0
A good guess. I think it's just a matter of taste as classify. Faelid could be good classification for her I think.
Basically Faelid is also North-East Upper Paleolithic type.
Hindenburg is East Baltic in Coon's schema and Faelid in Günther's schema.
East Baltic is sybtype of Ladogan type.
(4) Ladogan: I propose to give this name to the descendants of the mesocephalic and brachycephalic forest-dwelling population of northern Europe east of the Baltic in Kammkeramik times. This type is a blend of a partly mongoloid brachycephalic element with a mesocephalic form of general Upper Palaeolithic aspect; these elements are seen in crania from Lake Ladoga and Salis Roje. (See Chapter IV, section 13, pp. 125-126.) Corded and/or Danubian elements are inextricably blended here, although the mongoloid and Upper Palaeolithic elements seem at present more important.
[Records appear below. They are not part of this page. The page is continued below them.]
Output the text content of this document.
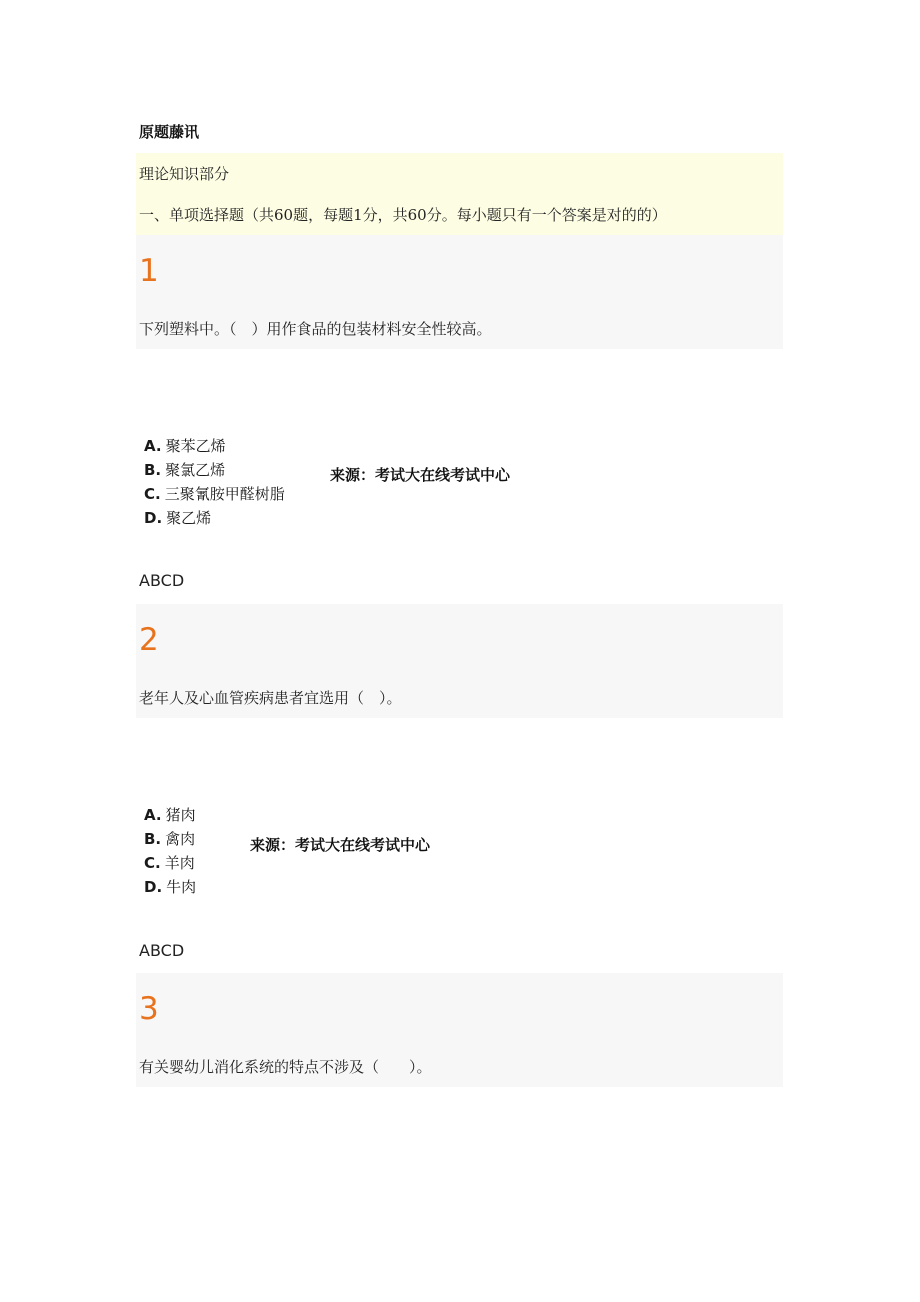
原题藤讯
理论知识部分
一、单项选择题（共60题，每题1分，共60分。每小题只有一个答案是对的的）
1
下列塑料中。（　）用作食品的包装材料安全性较高。
A. 聚苯乙烯
B. 聚氯乙烯
C. 三聚氰胺甲醛树脂
D. 聚乙烯
来源：考试大在线考试中心
ABCD
2
老年人及心血管疾病患者宜选用（　）。
A. 猪肉
B. 禽肉
C. 羊肉
D. 牛肉
来源：考试大在线考试中心
ABCD
3
有关婴幼儿消化系统的特点不涉及（　　）。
In its present form this composite type shows two numerous variants:
(a) Neo-Danubian: Strongly mixed with the old Danubian, and to a lesser extent other elements, to form the common peasant type of eastern Europe, with many local variants.
(b) East Baltic: Strongly mixed with Corded, Iron Age Nordic, and western Palaeolithic survivors to form the predominant population of much of Finland and the Baltic States.
(5) Lappish: A stunted, highly brachycephalized, largely brunet relative of the Ladogan, originally living to the east of the Ladogan type area, in the Urals and western Siberia. Has probably assimilated some evolved mongoloid, but owes its partly mongoloid appearance more to the retention of an early intermediate evolutionary condition. In modern times much mixed with Ladogan and Nordic.